Psychotherapy can sometimes be a little frustrating. You sit in an office, share your life with your therapist, but get only a small window into what your therapist thinks about you. They share their insights in little dribbles that come out from time to time.
When what we really want is the whole kit and kaboodle.
So an interesting experiment at Beth Israel Deaconess Medical Center in Boston is raising eyebrows — giving patients electronic access to their mental health notes.
Jan Hoffman over at The New York Times has the story about the experiment, which is only open to about 10 percent of patients who are seeing a psychiatrist or mental health professional at the hospital.
But not everyone is on board:
“Diagnostic language is used among doctors to describe features of a mental illness,” said Dr. Brian K. Clinton, an assistant professor at Columbia University Medical Center who has written about sharing records. “I would be willing to discuss with a patient what I think. It’s a better way to communicate than a note I wrote for other doctors.”
But Dr. Michael W. Kahn, an assistant professor of psychiatry at Harvard Medical School who wrote about the project in JAMA, said that if the therapist explained the diagnosis, some patients might feel relieved, knowing their behavior fits a pattern that others also experience.
What’s not mentioned is that most mental health progress notes are rarely as detailed or insightful as to what patients might expect — or want.
For instance, one common progress note format is called SOAP:
- Subjective – What’s the patient say he or she is feeling or experiencing in the past week
- Objective – What are the professional’s view of the patient’s mood, appearance, etc.
- Assessment – What’s the progress being made in the patient’s diagnosis and treatment? Side effects of meds? If weekly mood scales or other such measures are administered, they’re also noted here.
- Plan – What’s the progress being made on the specific goals and objectives in the patient’s treatment plan?
Another is called DAP:
- Data – What major topics were discussed in the session? Provide only generalities, not specifics.
- Assessment – What’s the patient’s current status and functioning?
- Plan – What’s the progress being made on the treatment plan? Any homework assignments? Any recommendations for the future?
You get the idea… a progress note for a person with a mental illness is not a free-form, insight-driven therapist rambling. Rather, it’s a medical note to help track a patient’s progress in their treatment.
At one time in history, progress notes may have been written solely so that other professionals could understand where that patient is at in their treatment. However, for the past few decades, most professionals are taught that progress notes are not just for other professionals, but for everyone — including the client.
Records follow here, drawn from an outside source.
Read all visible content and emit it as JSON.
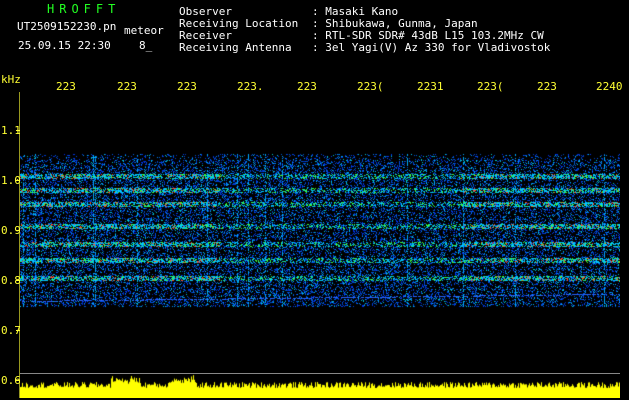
{
  "header": {
    "brand": "HROFFT",
    "filename": "UT2509152230.pn",
    "mode": "meteor",
    "date_time": "25.09.15 22:30",
    "count": "8_",
    "info_labels": [
      "Observer",
      "Receiving Location",
      "Receiver",
      "Receiving Antenna"
    ],
    "info_values": [
      ": Masaki Kano",
      ": Shibukawa, Gunma, Japan",
      ": RTL-SDR SDR# 43dB L15 103.2MHz CW",
      ": 3el Yagi(V) Az 330 for Vladivostok"
    ]
  },
  "axis": {
    "unit": "kHz",
    "x_ticks": [
      "223",
      "223",
      "223",
      "223.",
      "223",
      "223(",
      "2231",
      "223(",
      "223",
      "2240"
    ],
    "y_ticks": [
      "1.1",
      "1.0",
      "0.9",
      "0.8",
      "0.7",
      "0.6"
    ]
  },
  "colors": {
    "background": "#000000",
    "label_yellow": "#ffff33",
    "brand_green": "#22ff22",
    "noise_blue": "#1e5aff"
  }
}
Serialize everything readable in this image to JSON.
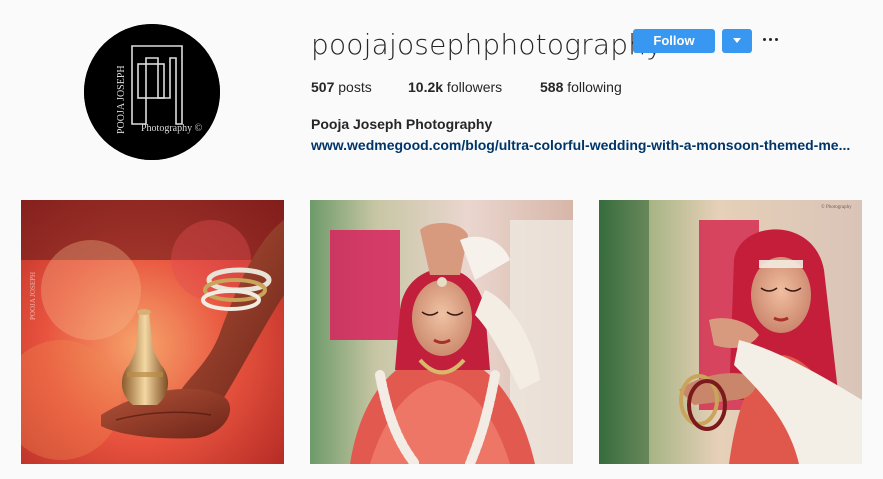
{
  "profile": {
    "username": "poojajosephphotography",
    "full_name": "Pooja Joseph Photography",
    "website": "www.wedmegood.com/blog/ultra-colorful-wedding-with-a-monsoon-themed-me...",
    "avatar": {
      "logo_text_vertical": "POOJA JOSEPH",
      "logo_text_bottom": "Photography ©"
    }
  },
  "actions": {
    "follow_label": "Follow",
    "dropdown_icon": "caret-down-icon",
    "more_icon": "ellipsis-icon"
  },
  "stats": {
    "posts_count": "507",
    "posts_label": " posts",
    "followers_count": "10.2k",
    "followers_label": " followers",
    "following_count": "588",
    "following_label": " following"
  },
  "colors": {
    "follow_button": "#3897f0",
    "link": "#003569",
    "background": "#fafafa"
  },
  "photos": [
    {
      "name": "bride-hands-with-kalash",
      "watermark": "POOJA JOSEPH"
    },
    {
      "name": "bride-sindoor-ceremony",
      "watermark": ""
    },
    {
      "name": "bride-ring-ceremony",
      "watermark": "© Photography"
    }
  ]
}
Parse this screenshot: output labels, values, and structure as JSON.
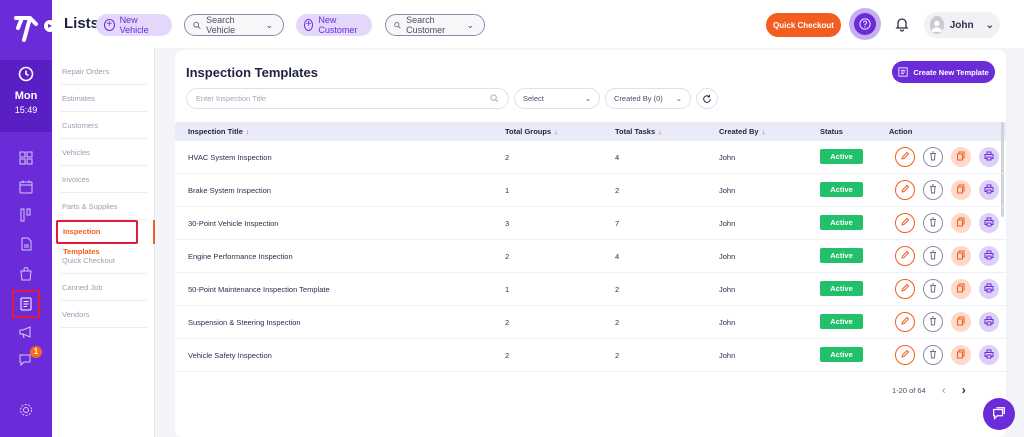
{
  "header": {
    "title": "Lists",
    "new_vehicle": "New Vehicle",
    "search_vehicle": "Search Vehicle",
    "new_customer": "New Customer",
    "search_customer": "Search Customer",
    "quick_checkout": "Quick Checkout",
    "user_name": "John"
  },
  "rail": {
    "day": "Mon",
    "time": "15:49",
    "chat_badge": "1",
    "icons": [
      "grid-icon",
      "calendar-icon",
      "board-icon",
      "document-icon",
      "bag-icon",
      "list-icon",
      "megaphone-icon",
      "chat-icon",
      "settings-icon"
    ]
  },
  "submenu": {
    "items": [
      "Repair Orders",
      "Estimates",
      "Customers",
      "Vehicles",
      "Invoices",
      "Parts & Supplies",
      "Inspection Templates",
      "Quick Checkout",
      "Canned Job",
      "Vendors"
    ],
    "active": "Inspection Templates"
  },
  "main": {
    "title": "Inspection Templates",
    "create_button": "Create New Template",
    "search_placeholder": "Enter Inspection Title",
    "select_label": "Select",
    "created_by_filter": "Created By (0)",
    "columns": [
      "Inspection Title",
      "Total Groups",
      "Total Tasks",
      "Created By",
      "Status",
      "Action"
    ],
    "rows": [
      {
        "title": "HVAC System Inspection",
        "groups": "2",
        "tasks": "4",
        "created_by": "John",
        "status": "Active"
      },
      {
        "title": "Brake System Inspection",
        "groups": "1",
        "tasks": "2",
        "created_by": "John",
        "status": "Active"
      },
      {
        "title": "30-Point Vehicle Inspection",
        "groups": "3",
        "tasks": "7",
        "created_by": "John",
        "status": "Active"
      },
      {
        "title": "Engine Performance Inspection",
        "groups": "2",
        "tasks": "4",
        "created_by": "John",
        "status": "Active"
      },
      {
        "title": "50-Point Maintenance Inspection Template",
        "groups": "1",
        "tasks": "2",
        "created_by": "John",
        "status": "Active"
      },
      {
        "title": "Suspension & Steering Inspection",
        "groups": "2",
        "tasks": "2",
        "created_by": "John",
        "status": "Active"
      },
      {
        "title": "Vehicle Safety Inspection",
        "groups": "2",
        "tasks": "2",
        "created_by": "John",
        "status": "Active"
      }
    ],
    "pagination": "1-20 of 64"
  },
  "colors": {
    "brand": "#6c2bd9",
    "accent": "#f35d1f",
    "active_status": "#22c06a",
    "highlight": "#e21b3c"
  }
}
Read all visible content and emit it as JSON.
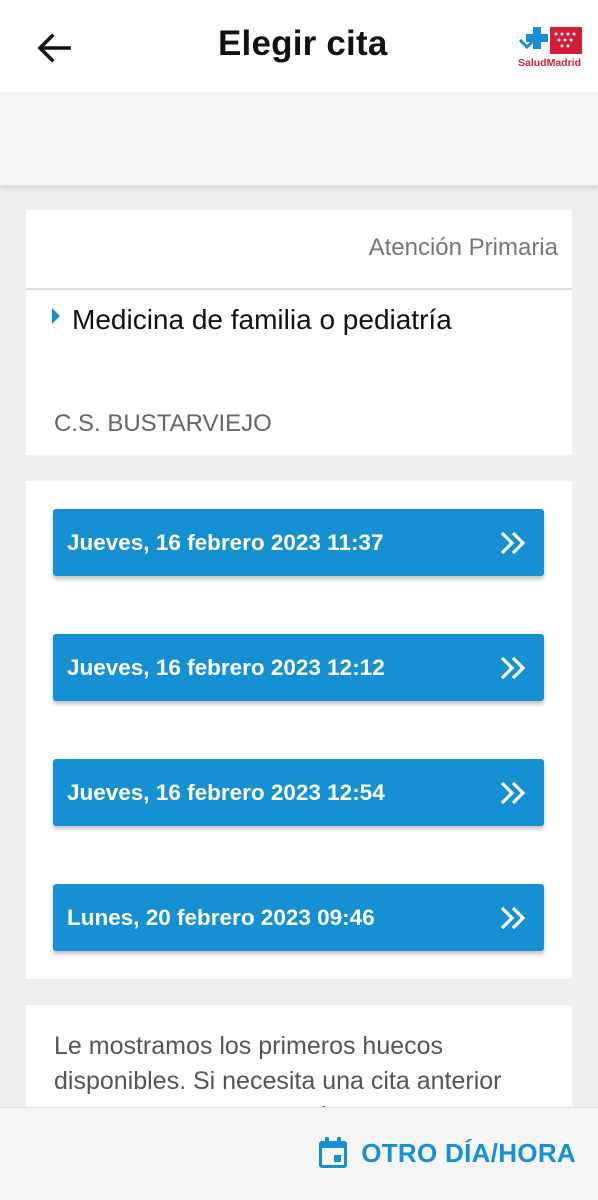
{
  "header": {
    "title": "Elegir cita",
    "logo_text": "SaludMadrid",
    "back_icon": "arrow-left-icon"
  },
  "info": {
    "category": "Atención Primaria",
    "service": "Medicina de familia o pediatría",
    "center": "C.S. BUSTARVIEJO"
  },
  "slots": [
    {
      "label": "Jueves, 16 febrero 2023 11:37"
    },
    {
      "label": "Jueves, 16 febrero 2023 12:12"
    },
    {
      "label": "Jueves, 16 febrero 2023 12:54"
    },
    {
      "label": "Lunes, 20 febrero 2023 09:46"
    }
  ],
  "note": "Le mostramos los primeros huecos disponibles. Si necesita una cita anterior contacte con su centro de",
  "bottom": {
    "other_label": "OTRO DÍA/HORA",
    "icon": "calendar-icon"
  },
  "colors": {
    "accent": "#1591d3",
    "brand_red": "#d41d36"
  }
}
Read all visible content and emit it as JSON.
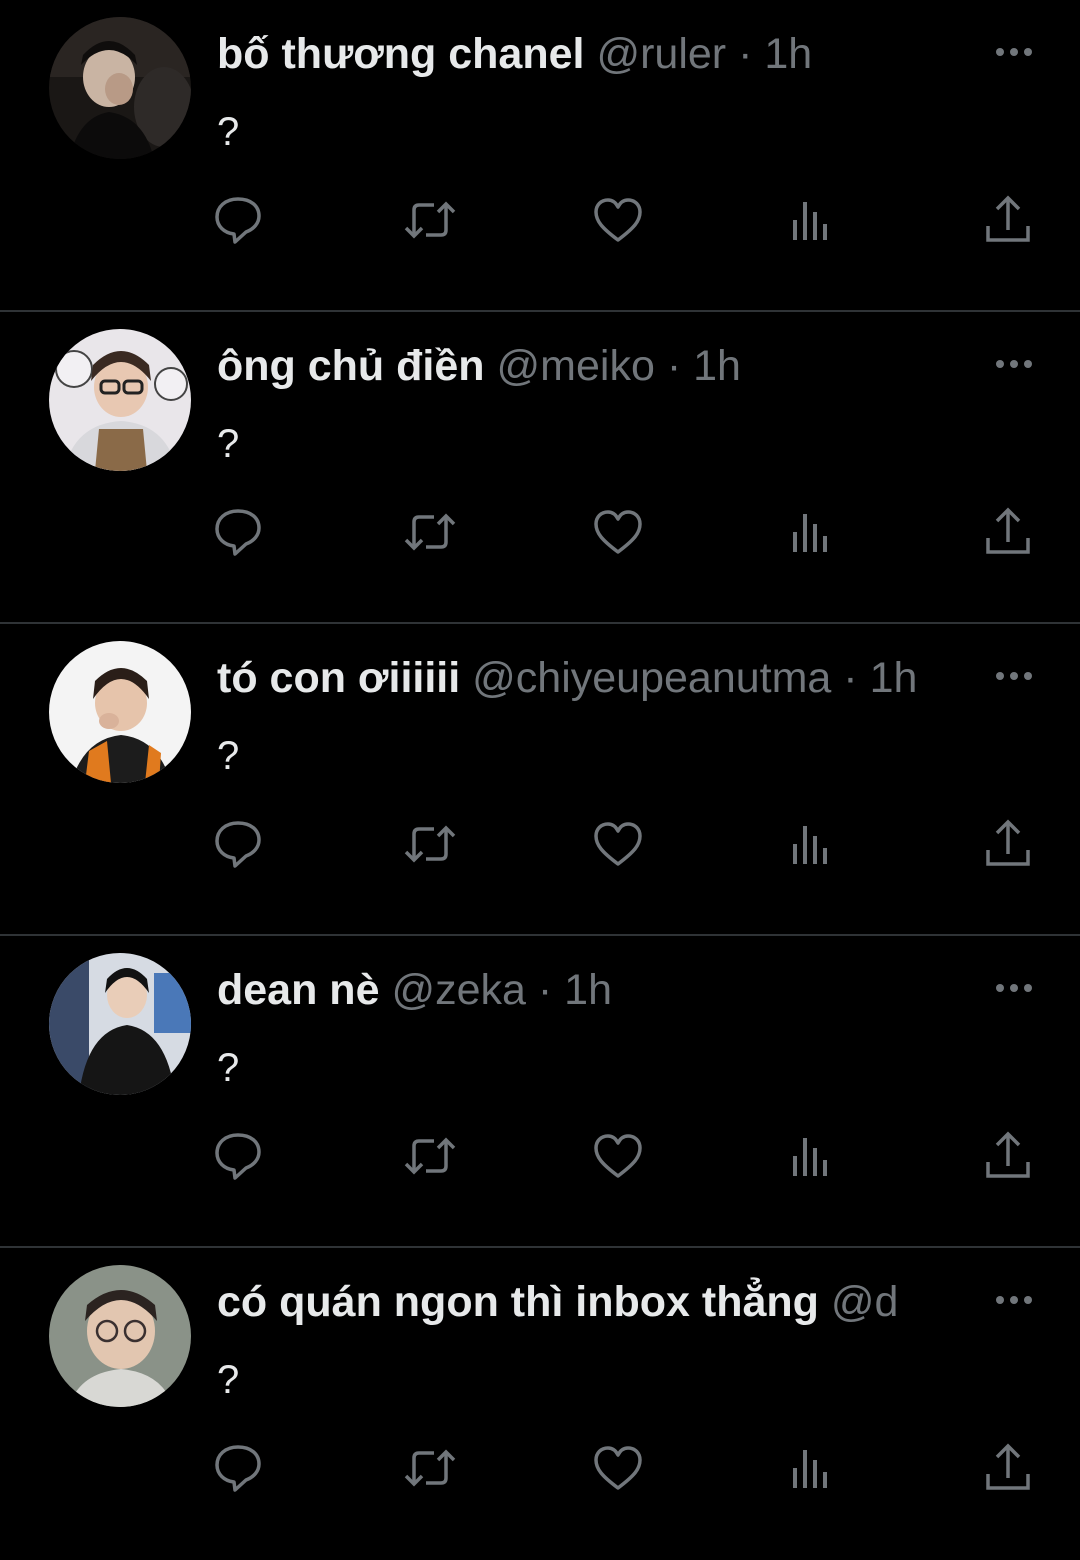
{
  "theme": {
    "background": "#000000",
    "name_color": "#e7e9ea",
    "meta_color": "#71767b",
    "divider_color": "#2f3336"
  },
  "action_icons": [
    "reply-icon",
    "retweet-icon",
    "like-icon",
    "views-icon",
    "share-icon"
  ],
  "tweets": [
    {
      "display_name": "bố thương chanel",
      "handle": "@ruler",
      "separator": "·",
      "time": "1h",
      "text": "?",
      "avatar_icon": "avatar-photo"
    },
    {
      "display_name": "ông chủ điền",
      "handle": "@meiko",
      "separator": "·",
      "time": "1h",
      "text": "?",
      "avatar_icon": "avatar-photo"
    },
    {
      "display_name": "tó con ơiiiiii",
      "handle": "@chiyeupeanutma",
      "separator": "·",
      "time": "1h",
      "text": "?",
      "avatar_icon": "avatar-photo"
    },
    {
      "display_name": "dean nè",
      "handle": "@zeka",
      "separator": "·",
      "time": "1h",
      "text": "?",
      "avatar_icon": "avatar-photo"
    },
    {
      "display_name": "có quán ngon thì inbox thẳng",
      "handle": "@d",
      "separator": "",
      "time": "",
      "text": "?",
      "avatar_icon": "avatar-photo"
    }
  ]
}
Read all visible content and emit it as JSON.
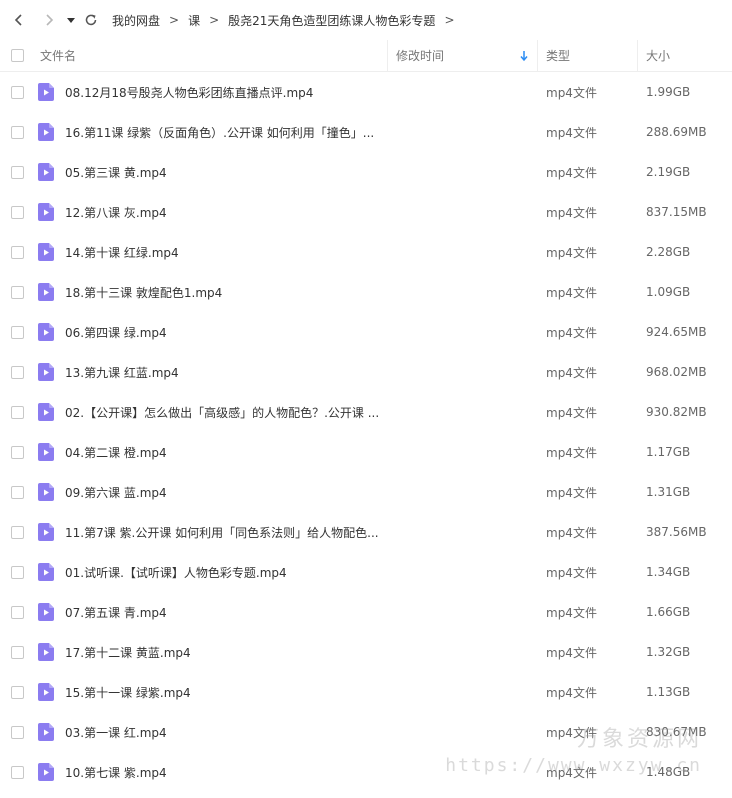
{
  "breadcrumb": {
    "items": [
      "我的网盘",
      "课",
      "殷尧21天角色造型团练课人物色彩专题"
    ],
    "separator": ">"
  },
  "columns": {
    "name": "文件名",
    "mtime": "修改时间",
    "type": "类型",
    "size": "大小",
    "sort_icon": "arrow-down-icon"
  },
  "files": [
    {
      "name": "08.12月18号殷尧人物色彩团练直播点评.mp4",
      "type": "mp4文件",
      "size": "1.99GB"
    },
    {
      "name": "16.第11课 绿紫（反面角色）.公开课 如何利用「撞色」...",
      "type": "mp4文件",
      "size": "288.69MB"
    },
    {
      "name": "05.第三课 黄.mp4",
      "type": "mp4文件",
      "size": "2.19GB"
    },
    {
      "name": "12.第八课 灰.mp4",
      "type": "mp4文件",
      "size": "837.15MB"
    },
    {
      "name": "14.第十课 红绿.mp4",
      "type": "mp4文件",
      "size": "2.28GB"
    },
    {
      "name": "18.第十三课 敦煌配色1.mp4",
      "type": "mp4文件",
      "size": "1.09GB"
    },
    {
      "name": "06.第四课 绿.mp4",
      "type": "mp4文件",
      "size": "924.65MB"
    },
    {
      "name": "13.第九课 红蓝.mp4",
      "type": "mp4文件",
      "size": "968.02MB"
    },
    {
      "name": "02.【公开课】怎么做出「高级感」的人物配色？.公开课 ...",
      "type": "mp4文件",
      "size": "930.82MB"
    },
    {
      "name": "04.第二课 橙.mp4",
      "type": "mp4文件",
      "size": "1.17GB"
    },
    {
      "name": "09.第六课 蓝.mp4",
      "type": "mp4文件",
      "size": "1.31GB"
    },
    {
      "name": "11.第7课 紫.公开课 如何利用「同色系法则」给人物配色...",
      "type": "mp4文件",
      "size": "387.56MB"
    },
    {
      "name": "01.试听课.【试听课】人物色彩专题.mp4",
      "type": "mp4文件",
      "size": "1.34GB"
    },
    {
      "name": "07.第五课 青.mp4",
      "type": "mp4文件",
      "size": "1.66GB"
    },
    {
      "name": "17.第十二课  黄蓝.mp4",
      "type": "mp4文件",
      "size": "1.32GB"
    },
    {
      "name": "15.第十一课 绿紫.mp4",
      "type": "mp4文件",
      "size": "1.13GB"
    },
    {
      "name": "03.第一课 红.mp4",
      "type": "mp4文件",
      "size": "830.67MB"
    },
    {
      "name": "10.第七课 紫.mp4",
      "type": "mp4文件",
      "size": "1.48GB"
    }
  ],
  "watermark": {
    "text": "万象资源网",
    "url": "https://www.wxzyw.cn"
  },
  "colors": {
    "file_icon": "#8b7cf0",
    "sort_arrow": "#2b8cf3"
  }
}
As a rule, mental health professionals are taught to document the minimal necessary in the patient’s medical record. Progress notes can often be nothing more than a few sentences, covering the major bases of discussion. Rarely do they offer much in the way of therapy — or a therapist’s — insights.
So all of the hand-wringing and concern involved in giving patients access to their own progress notes is likely much ado about nothing. Few progress notes offer nearly as much information as patients believe they contain. Fewer still offer something that the patient themselves don’t already know.
These notes don’t offer access to secrets the therapist is holding back from their patient. They won’t tell you what your therapist is secretly thinking about you. Instead, they offer far more mundane details of the patient’s progress in their treatment, using well-worn formats that are designed to limit subjective information.
Of course patients should have ready access to their progress notes, no matter what their illness. It’s such a common sense idea, I’m surprised this is only an “experiment” at Beth Israel — and not already the status quo.